One of the hardest decisions in any system is knowing when to keep fixing something and when to replace it entirely.
At first, fixing makes sense. It’s faster, cheaper, and less disruptive. You patch the issue, move forward, and keep things running. That’s how most systems evolve in the early stages.
The problem is that small fixes accumulate over time.
Workarounds become permanent. Temporary solutions turn into standard practice. Complexity increases. Eventually, the system requires constant attention just to function. At that point, you’re no longer maintaining a system—you’re supporting a problem.
The challenge is recognizing when you’ve crossed that line.
If the issue is isolated and well understood, fixing is usually the right choice. But if the problem is structural—affecting multiple parts of the system—fixing tends to make things worse. Each new fix adds another layer of complexity without addressing the underlying issue.

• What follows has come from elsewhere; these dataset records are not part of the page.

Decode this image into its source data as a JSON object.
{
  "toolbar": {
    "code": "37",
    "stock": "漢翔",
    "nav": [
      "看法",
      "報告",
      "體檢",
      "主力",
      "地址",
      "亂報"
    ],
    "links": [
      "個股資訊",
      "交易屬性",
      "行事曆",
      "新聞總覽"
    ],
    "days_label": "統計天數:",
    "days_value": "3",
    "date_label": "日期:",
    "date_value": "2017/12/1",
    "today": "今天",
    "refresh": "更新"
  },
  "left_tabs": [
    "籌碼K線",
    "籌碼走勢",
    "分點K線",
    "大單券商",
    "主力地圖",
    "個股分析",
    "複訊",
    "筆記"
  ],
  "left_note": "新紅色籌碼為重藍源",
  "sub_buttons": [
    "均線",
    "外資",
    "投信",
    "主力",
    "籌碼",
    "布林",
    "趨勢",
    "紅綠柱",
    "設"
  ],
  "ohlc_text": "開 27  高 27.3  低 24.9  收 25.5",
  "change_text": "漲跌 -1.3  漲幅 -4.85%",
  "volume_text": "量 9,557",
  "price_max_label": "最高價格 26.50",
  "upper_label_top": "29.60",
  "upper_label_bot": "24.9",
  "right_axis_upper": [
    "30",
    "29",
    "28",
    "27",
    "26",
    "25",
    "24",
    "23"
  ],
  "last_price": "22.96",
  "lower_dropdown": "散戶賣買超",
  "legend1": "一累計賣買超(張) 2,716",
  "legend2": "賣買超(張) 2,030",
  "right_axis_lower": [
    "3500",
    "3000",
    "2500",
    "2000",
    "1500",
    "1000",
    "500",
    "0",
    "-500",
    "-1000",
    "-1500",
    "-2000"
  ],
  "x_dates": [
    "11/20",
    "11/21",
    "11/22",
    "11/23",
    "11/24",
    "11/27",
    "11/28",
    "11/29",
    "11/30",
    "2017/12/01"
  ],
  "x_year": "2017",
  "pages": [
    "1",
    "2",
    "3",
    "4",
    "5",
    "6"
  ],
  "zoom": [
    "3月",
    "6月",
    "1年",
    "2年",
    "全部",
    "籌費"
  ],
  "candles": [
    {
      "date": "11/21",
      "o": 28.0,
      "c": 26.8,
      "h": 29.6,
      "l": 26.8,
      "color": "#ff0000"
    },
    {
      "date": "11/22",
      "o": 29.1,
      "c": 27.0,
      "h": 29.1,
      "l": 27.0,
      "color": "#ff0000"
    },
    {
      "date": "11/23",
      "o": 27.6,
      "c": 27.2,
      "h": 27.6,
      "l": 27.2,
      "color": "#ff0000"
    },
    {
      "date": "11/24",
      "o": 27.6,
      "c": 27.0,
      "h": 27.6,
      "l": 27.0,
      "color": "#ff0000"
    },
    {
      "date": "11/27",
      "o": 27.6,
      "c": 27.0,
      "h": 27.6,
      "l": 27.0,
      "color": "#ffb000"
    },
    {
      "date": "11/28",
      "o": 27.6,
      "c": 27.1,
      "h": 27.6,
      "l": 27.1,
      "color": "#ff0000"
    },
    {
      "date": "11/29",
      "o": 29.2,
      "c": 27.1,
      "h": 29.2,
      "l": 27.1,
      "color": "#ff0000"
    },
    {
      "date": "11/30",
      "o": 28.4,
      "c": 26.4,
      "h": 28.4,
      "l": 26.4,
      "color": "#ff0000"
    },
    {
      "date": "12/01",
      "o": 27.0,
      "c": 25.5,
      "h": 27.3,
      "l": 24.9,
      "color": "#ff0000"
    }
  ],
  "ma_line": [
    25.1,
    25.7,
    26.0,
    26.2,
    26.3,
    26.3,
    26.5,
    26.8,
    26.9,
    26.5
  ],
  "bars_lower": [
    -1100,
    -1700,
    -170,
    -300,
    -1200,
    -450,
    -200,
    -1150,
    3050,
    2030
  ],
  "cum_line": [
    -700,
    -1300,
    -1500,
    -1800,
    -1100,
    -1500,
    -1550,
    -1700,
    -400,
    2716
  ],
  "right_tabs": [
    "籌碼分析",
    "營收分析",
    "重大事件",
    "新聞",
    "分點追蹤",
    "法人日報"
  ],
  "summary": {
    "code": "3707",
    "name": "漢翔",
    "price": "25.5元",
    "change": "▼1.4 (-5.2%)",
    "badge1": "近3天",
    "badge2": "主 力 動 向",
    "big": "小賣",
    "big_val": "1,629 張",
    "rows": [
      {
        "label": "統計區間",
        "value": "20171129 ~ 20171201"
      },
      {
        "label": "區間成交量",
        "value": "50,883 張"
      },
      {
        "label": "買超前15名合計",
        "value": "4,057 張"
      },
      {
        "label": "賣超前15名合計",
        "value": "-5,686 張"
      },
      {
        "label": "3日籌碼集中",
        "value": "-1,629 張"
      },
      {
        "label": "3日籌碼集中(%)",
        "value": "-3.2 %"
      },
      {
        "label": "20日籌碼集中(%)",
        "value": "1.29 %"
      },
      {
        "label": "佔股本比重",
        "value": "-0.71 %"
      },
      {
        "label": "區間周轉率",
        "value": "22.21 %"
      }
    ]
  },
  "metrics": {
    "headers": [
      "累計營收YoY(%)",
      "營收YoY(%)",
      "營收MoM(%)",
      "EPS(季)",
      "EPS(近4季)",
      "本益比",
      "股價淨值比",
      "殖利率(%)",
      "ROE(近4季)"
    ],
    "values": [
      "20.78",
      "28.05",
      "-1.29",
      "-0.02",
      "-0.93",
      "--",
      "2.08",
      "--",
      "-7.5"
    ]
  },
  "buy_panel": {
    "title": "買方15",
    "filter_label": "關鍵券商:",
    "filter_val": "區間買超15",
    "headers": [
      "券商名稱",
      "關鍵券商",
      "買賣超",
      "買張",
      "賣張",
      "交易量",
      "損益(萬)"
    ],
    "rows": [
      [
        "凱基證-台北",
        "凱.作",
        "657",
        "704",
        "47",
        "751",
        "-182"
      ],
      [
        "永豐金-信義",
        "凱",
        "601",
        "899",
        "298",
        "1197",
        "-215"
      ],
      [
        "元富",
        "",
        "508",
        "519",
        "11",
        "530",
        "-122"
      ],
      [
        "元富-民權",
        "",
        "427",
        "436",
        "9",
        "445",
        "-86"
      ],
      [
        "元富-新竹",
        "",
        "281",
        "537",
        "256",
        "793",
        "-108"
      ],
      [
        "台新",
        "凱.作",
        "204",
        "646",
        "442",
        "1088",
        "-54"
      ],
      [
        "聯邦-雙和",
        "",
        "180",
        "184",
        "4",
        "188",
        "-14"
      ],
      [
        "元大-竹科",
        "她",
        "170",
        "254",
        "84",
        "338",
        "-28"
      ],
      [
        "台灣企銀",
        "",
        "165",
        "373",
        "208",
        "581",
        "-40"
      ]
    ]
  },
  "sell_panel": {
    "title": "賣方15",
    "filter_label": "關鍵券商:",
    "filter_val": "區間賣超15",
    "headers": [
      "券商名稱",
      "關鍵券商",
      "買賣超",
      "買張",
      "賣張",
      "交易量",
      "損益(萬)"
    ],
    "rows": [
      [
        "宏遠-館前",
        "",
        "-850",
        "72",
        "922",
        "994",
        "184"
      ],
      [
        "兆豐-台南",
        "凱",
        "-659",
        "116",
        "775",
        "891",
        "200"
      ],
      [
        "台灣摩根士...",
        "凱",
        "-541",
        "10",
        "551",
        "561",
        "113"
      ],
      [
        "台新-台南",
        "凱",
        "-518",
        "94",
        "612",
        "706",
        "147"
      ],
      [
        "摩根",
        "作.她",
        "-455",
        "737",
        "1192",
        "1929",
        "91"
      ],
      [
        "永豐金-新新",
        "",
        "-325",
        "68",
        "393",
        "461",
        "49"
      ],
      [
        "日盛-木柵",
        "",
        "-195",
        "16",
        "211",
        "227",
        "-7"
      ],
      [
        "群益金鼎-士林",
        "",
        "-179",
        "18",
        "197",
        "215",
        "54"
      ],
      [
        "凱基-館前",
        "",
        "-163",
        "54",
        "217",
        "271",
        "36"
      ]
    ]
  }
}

Another signal is repetition. If the same problem keeps coming back, the system itself is likely flawed. You’re not solving the problem—you’re managing its symptoms.
There’s also the cost of friction. Even if something technically works, it may be slowing everything down. Extra steps, confusion, delays, and mistakes all carry a cost, even if they’re not immediately visible.
Replacing a system feels expensive because the cost is upfront. Fixing a broken system feels cheaper because the cost is spread out over time.
In reality, the long-term cost of keeping a broken system is often higher.
The goal isn’t to preserve what exists. The goal is to create something that works—and keeps working without constant intervention.